Foreign currency assets, a major component of the reserves, stood at $577.71 billion during the week. Expressed in dollar terms, the foreign currency assets include the effect of appreciation or depreciation of non-US units like the euro, pound, and yen held in the foreign exchange reserves.
Although overall the foreign exchange reserves have declined from $700.24 billion in the previous week, the gold component of the forex kitty increased by over $3.75 billion to $98.77 billion for the week ended October 3.
Central banks worldwide have accumulated substantial amounts of gold as a safe-haven asset in their foreign exchange reserves amid uncertainty created by geopolitical tensions. The share of gold maintained by the Reserve Bank of India (RBI) as part of its foreign exchange reserves has almost doubled since 2021.
The RBI has added approximately 75 tonnes to its gold reserves since 2024, bringing its total holdings to 880 tonnes, which now constitute about 14 per cent of India’s total foreign exchange reserves, according to a Morgan Stanley report.

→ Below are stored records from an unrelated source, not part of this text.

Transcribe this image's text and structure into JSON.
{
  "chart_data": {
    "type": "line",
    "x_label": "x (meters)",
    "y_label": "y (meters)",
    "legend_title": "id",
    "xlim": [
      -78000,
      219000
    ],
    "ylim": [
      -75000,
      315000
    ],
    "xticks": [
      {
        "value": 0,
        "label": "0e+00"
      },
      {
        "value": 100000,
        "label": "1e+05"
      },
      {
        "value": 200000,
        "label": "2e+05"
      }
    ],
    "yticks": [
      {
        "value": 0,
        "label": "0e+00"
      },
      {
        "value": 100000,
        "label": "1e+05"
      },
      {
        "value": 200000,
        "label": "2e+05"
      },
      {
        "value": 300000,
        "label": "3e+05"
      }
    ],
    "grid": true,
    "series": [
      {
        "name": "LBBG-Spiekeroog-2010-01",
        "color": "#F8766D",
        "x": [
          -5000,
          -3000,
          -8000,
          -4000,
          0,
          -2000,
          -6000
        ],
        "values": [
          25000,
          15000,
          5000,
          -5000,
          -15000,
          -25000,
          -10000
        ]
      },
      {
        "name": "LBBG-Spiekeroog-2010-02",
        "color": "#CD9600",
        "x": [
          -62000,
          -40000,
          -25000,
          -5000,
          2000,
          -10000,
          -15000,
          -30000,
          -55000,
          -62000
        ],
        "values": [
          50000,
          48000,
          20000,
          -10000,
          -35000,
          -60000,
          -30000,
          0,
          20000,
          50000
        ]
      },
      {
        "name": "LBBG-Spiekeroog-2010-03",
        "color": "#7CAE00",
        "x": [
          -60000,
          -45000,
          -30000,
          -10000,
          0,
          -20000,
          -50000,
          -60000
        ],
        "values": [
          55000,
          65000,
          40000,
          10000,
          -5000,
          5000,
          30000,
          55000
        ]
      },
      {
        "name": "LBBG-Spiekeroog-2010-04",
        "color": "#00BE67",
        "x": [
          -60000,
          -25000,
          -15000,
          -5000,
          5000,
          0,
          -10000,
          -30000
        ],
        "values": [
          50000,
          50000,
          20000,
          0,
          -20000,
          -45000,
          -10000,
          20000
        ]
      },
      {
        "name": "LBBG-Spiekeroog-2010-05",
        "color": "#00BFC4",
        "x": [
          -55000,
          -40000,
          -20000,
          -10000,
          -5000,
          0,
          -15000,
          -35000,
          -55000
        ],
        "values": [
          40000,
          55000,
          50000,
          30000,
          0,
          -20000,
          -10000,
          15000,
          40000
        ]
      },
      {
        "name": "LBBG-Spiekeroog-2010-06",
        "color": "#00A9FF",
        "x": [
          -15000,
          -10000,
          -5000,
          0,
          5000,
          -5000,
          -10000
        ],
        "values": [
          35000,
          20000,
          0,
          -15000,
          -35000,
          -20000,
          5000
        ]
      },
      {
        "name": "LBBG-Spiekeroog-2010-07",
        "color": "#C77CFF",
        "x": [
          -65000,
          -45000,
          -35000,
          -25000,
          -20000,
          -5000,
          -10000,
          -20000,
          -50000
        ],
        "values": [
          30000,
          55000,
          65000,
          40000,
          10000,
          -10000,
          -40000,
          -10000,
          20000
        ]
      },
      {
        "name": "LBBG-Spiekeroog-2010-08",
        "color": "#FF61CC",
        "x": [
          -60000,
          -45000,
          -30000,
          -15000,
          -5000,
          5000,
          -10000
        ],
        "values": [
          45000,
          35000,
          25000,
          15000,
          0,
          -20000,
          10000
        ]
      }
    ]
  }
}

The special drawing rights component in the forex kitty stood at $18.81 billion, which is a $25 million increase over the previous week.
An increase in the country’s foreign exchange kitty gives the RBI more headroom to strengthen the rupee vis-a-vis the US dollar. Adequate forex reserves enable the RBI to intervene in the spot and forward currency markets by releasing more dollars to prevent the rupee from going into a free fall and curbing its volatility.
India's foreign exchange reserves are sufficient to fund more than 11 months of goods imports and about 96 per cent of external debt outstanding, RBI Governor Sanjay Malhotra said recently.
Meanwhile, the RBI decided to ease foreign exchange management norms to facilitate easier payments by exporters, which include an extension in the time period for repatriation of forex earnings, to counter growing uncertainties in global trade.
The RBI has decided to extend the time period for repatriation, from one month to three months, in case of foreign currency accounts maintained in IFSC in India. This will encourage Indian exporters to open accounts with IFSC Banking Units and also increase forex liquidity in IFSC. The amendments to the regulations will be notified shortly, according to an official statement.
In January 2025, the RBI had permitted Indian exporters to open foreign currency accounts with a bank outside India for the realisation of export proceeds. Funds in these accounts can be used for making import payments or have to be repatriated by the end of next month from the date of receipt of the funds.